Il s’agit là, côté américain, d’une accélération spectaculaire, soutenue par le Congrès. Depuis l’annexion de la Crimée par la Russie, Washington a fourni une assistance sécuritaire exceptionnelle à l’Ukraine. Il s’agissait à la fois de moderniser ses équipements, d’améliorer son organisation, de renforcer ce qu’on appelle l’interopérabilité avec l’OTAN. Le montant total de cette aide s’est élevé, jusqu’à 2021, à 2,7 milliards de dollars. En 2018 et en 2019, 360 missiles Javelin ont été ainsi obtenus par l’Ukraine.
Les Etats-Unis ont été les premiers, avec la Turquie, à apporter une aide militaire supplémentaire à l’Ukraine dans cette crise. Il s’agit d’armes automatiques, de munitions, d’obus de mortier et d’artillerie, de missiles guidés antichars.
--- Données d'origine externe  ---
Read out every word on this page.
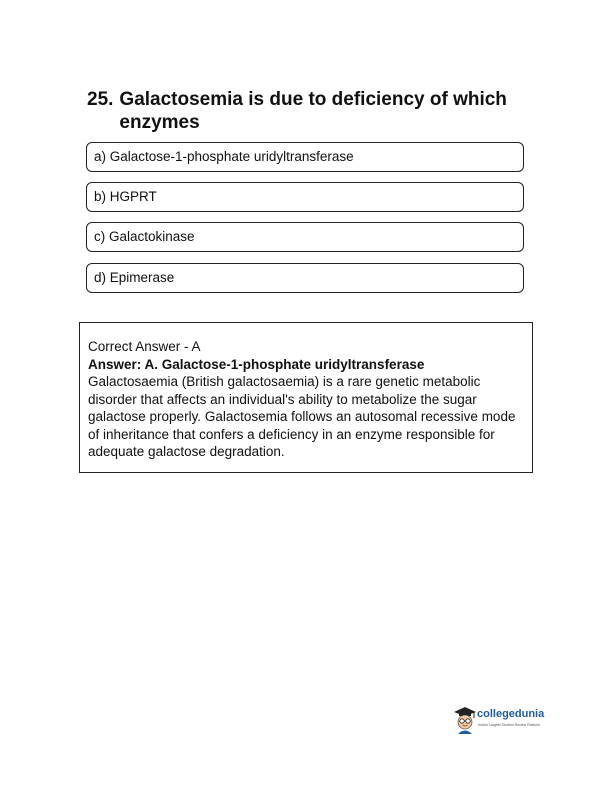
25. Galactosemia is due to deficiency of which enzymes
a) Galactose-1-phosphate uridyltransferase
b) HGPRT
c) Galactokinase
d) Epimerase
Correct Answer - A
Answer: A. Galactose-1-phosphate uridyltransferase
Galactosaemia (British galactosaemia) is a rare genetic metabolic disorder that affects an individual's ability to metabolize the sugar galactose properly. Galactosemia follows an autosomal recessive mode of inheritance that confers a deficiency in an enzyme responsible for adequate galactose degradation.
collegedunia
India's Largest Student Review Platform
Connaissant la vaste supériorité de l’armée russe en termes d’effectifs et de capacités de frappes, l’idée était de permettre une résistance aussi longue que possible pour contrecarrer une éventuelle offensive. La Maison Blanche a toujours publiquement assuré qu’il n’y aurait aucune implication directe dans ce conflit. Mais il est très probable que les capacités américaines de renseignement, notamment par satellites, sont au service de cette résistance ukrainienne.
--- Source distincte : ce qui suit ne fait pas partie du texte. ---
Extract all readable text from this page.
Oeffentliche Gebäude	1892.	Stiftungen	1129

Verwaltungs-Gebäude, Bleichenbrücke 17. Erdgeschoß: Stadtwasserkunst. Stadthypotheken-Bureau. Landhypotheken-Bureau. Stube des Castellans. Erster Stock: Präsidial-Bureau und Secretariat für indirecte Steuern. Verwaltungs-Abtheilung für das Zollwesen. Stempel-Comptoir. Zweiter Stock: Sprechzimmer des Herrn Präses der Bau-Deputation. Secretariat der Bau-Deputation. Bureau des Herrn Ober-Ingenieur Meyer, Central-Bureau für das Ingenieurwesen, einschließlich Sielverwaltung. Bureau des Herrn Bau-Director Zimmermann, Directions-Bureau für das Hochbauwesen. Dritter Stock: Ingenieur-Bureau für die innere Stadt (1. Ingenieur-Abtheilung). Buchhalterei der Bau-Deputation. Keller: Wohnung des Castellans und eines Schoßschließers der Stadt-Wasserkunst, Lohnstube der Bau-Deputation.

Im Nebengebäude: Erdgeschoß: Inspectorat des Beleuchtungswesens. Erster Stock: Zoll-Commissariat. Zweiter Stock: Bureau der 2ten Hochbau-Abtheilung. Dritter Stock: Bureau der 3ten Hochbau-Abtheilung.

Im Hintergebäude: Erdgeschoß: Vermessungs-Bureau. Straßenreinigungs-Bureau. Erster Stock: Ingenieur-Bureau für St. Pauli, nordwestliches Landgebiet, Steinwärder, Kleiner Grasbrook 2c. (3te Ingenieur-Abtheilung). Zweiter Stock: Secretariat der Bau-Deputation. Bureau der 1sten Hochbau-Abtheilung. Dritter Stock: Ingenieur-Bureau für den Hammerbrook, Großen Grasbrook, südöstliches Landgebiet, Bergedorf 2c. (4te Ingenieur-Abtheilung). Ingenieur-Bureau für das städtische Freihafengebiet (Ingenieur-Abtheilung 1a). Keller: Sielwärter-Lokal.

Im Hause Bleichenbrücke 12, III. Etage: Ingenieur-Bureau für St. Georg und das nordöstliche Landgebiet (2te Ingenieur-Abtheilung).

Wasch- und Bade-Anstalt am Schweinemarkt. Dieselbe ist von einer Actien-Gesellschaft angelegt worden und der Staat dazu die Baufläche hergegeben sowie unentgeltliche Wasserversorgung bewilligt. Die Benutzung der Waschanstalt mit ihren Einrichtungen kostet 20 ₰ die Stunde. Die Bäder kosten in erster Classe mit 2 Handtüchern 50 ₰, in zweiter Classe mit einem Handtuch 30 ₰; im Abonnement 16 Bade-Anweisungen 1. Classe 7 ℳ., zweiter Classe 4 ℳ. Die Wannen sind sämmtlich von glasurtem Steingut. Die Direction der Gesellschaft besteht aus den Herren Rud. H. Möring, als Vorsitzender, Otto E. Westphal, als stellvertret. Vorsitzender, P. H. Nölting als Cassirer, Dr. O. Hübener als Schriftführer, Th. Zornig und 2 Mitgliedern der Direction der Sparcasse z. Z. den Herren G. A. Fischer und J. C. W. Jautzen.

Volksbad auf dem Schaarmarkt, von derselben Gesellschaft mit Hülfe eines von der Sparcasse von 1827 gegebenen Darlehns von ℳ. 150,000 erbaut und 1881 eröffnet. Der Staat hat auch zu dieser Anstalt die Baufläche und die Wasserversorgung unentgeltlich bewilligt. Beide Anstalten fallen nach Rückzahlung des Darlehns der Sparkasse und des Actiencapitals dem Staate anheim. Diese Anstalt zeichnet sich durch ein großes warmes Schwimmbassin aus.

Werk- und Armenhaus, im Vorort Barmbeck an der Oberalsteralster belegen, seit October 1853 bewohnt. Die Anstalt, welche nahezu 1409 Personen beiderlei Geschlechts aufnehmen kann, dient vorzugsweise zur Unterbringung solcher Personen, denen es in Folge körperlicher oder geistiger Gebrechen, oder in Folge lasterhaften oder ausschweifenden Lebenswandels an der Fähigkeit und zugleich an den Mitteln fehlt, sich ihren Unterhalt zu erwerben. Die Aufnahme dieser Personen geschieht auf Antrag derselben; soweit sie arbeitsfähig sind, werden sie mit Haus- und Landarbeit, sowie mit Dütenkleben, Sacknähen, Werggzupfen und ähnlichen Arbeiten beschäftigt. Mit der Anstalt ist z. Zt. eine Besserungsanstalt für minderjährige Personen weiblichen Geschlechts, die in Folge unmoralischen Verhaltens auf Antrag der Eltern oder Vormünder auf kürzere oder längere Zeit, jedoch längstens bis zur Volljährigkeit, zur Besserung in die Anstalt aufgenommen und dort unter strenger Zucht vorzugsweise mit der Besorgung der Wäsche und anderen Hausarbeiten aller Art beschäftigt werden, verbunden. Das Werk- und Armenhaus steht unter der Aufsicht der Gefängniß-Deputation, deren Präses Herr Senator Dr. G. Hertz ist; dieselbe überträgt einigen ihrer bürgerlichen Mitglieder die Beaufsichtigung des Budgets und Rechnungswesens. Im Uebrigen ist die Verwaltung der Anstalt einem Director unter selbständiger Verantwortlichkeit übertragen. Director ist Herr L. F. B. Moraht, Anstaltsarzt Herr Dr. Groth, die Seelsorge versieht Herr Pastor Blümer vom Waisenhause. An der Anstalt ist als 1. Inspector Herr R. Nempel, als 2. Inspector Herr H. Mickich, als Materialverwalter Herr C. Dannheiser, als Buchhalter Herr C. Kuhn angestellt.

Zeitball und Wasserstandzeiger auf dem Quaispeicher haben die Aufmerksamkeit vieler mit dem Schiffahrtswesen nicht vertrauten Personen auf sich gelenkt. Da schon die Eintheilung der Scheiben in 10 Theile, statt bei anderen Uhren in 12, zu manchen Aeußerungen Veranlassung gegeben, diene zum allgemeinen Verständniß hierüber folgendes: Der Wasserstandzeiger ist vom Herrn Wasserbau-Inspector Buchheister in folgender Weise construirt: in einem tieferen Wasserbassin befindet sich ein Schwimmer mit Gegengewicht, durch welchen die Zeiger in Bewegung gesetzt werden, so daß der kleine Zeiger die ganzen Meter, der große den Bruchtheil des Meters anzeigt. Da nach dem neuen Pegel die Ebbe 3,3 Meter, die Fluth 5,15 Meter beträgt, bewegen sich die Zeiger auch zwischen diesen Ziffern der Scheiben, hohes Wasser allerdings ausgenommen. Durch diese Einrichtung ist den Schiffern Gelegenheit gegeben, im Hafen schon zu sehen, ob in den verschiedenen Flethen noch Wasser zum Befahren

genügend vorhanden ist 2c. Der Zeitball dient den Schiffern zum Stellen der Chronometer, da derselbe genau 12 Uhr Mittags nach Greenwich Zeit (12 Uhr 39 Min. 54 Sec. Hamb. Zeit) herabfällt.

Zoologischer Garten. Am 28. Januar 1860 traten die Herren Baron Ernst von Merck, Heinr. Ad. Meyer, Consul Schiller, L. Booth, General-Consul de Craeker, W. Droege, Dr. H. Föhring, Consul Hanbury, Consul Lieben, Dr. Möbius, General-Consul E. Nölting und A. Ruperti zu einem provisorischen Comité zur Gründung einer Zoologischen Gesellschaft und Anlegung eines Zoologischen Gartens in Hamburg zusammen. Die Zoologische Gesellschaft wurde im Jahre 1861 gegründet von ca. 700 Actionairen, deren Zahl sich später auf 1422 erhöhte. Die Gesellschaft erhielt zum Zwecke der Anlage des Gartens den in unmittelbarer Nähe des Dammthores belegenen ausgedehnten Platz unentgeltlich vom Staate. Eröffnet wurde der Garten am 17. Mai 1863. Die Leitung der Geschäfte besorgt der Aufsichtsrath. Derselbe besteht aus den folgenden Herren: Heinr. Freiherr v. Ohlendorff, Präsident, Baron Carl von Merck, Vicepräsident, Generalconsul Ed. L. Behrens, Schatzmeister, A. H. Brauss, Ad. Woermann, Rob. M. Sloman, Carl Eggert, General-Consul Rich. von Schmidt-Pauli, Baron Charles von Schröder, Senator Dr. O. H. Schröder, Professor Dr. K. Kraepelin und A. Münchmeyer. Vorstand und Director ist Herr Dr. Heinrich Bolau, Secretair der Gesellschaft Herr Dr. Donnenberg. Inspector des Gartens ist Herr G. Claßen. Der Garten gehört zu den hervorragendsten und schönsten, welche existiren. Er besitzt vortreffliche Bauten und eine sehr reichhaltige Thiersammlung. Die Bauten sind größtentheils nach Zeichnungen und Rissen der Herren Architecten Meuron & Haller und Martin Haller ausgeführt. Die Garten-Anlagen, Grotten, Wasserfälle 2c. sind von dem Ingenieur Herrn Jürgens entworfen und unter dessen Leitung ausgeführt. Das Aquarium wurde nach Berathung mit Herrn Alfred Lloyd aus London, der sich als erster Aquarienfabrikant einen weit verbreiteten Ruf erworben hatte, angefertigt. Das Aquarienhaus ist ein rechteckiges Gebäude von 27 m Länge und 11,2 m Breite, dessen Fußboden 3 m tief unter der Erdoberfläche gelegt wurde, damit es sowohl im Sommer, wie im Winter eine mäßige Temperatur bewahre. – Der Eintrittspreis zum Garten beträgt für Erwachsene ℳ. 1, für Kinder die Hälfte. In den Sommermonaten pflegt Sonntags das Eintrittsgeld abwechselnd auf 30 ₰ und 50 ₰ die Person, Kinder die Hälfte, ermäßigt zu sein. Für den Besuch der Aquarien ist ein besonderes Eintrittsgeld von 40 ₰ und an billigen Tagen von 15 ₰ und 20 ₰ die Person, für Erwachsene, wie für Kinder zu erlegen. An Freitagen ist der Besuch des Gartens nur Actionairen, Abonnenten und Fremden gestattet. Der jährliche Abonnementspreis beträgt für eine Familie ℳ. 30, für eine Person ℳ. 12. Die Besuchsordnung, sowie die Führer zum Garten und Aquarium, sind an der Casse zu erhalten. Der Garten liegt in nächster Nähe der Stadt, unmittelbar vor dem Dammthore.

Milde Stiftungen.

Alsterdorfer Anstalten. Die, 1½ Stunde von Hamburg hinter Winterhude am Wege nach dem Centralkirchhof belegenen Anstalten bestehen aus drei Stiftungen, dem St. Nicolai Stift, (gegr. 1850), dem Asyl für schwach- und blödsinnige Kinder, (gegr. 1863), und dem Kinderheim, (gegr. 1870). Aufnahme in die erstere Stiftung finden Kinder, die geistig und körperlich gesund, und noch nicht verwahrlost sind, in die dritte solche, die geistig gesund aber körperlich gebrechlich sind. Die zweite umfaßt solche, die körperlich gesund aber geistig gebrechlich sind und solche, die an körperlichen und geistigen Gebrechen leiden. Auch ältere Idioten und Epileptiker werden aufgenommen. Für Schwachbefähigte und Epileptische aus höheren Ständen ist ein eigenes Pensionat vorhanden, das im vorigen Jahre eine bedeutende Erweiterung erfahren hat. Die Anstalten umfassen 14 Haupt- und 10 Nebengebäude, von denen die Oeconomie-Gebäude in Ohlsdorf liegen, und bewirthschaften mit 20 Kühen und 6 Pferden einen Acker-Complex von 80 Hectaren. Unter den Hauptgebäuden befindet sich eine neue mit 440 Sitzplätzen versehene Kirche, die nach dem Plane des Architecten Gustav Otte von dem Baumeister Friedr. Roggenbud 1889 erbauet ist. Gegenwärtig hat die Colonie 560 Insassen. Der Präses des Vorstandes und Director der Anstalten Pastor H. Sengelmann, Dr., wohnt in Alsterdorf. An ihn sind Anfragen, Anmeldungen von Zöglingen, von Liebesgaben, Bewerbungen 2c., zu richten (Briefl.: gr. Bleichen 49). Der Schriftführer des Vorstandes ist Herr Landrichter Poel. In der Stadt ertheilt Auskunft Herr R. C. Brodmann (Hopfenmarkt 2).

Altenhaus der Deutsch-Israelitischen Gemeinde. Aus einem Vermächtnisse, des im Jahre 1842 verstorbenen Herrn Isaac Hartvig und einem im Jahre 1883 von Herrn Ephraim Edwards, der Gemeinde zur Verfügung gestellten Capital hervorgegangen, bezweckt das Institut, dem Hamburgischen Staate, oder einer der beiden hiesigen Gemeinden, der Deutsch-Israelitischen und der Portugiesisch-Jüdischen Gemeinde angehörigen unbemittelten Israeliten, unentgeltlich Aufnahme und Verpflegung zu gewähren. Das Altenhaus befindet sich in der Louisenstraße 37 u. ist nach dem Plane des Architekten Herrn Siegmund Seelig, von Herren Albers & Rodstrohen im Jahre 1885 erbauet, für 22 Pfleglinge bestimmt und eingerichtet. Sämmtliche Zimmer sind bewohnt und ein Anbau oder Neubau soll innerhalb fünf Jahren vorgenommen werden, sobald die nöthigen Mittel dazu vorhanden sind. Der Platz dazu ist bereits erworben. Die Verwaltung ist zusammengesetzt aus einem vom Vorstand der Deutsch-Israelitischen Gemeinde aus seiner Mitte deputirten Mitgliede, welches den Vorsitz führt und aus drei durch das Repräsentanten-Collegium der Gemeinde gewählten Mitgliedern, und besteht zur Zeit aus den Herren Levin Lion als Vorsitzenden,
Le Royaume-Uni n’est pas en reste. Et n’a pas attendu l’invasion pour médiatiser son soutien militaire. Le ministre britannique de la défense Ben Wallace s’est encore engagé ces derniers jours à davantage aider l’Ukraine, en fournissant un soutien « humanitaire et militaire », comprenant des « munitions et des armes antichars ». Londres a aussi proposé de conduire des « opérations logistiques » pour aider à l’acheminement de ces aides. Ben Wallace n’est cependant pas entré dans les détails, ni aucune autre source au ministère de la défense, jusqu’à présent, « pour ne pas affaiblir l’Ukraine » en livrant des informations sensibles, avait précisé, le 25 février, M. Wallace sur la chaîne Sky News.
Zelensky salue cette large mobilisation
Le Royaume-Uni avait été l’un des premiers pays européens, en janvier, à envoyer 2 000 NLAW (Next Generation Light Antichar Weapons), des missiles antichars portables. Par ailleurs, dimanche, sur la BBC, la ministre des affaires étrangères Liz Truss a dit qu’elle soutenait les Britanniques qui décideraient de partir combattre aux côtés des Ukrainiens. « C’est une décision personnelle. Les Ukrainiens luttent pour la liberté et la démocratie, pas seulement pour l’Ukraine, mais pour l’ensemble de l’Europe. Si des gens veulent soutenir cette lutte, absolument, je les soutiendrais dans leur démarche. »
Depuis Kiev, le président ukrainien Volodymyr Zelensky a salué cette large mobilisation. « Nous recevons des armes, des médicaments, de la nourriture, du carburant, de l’argent. Une coalition internationale forte s’est formée pour soutenir l’Ukraine, une coalition antiguerre », a-t-il dit dans une vidéo diffusée sur les réseaux sociaux.
Par ailleurs, les Vingt-Sept ont adopté d’autres décisions, dimanche, dont l’interdiction de « la machine médiatique du Kremlin », a indiqué la présidente de la Commission, Ursula von der Leyen, en visant la chaîne Russia Today et l’agence de presse Sputnik. Tout l’espace aérien de l’UE sera aussi fermé aux appareils russes « y compris les jets des oligarques ». Les noms de vingt personnalités (« militaires, businessmen, désinformateurs et facilitateurs de l’invasion ») devaient être ajoutés lundi à la liste des Russes sanctionnés. « On va attaquer au portefeuille ceux qui soutiennent Poutine », a commenté M. Borrell.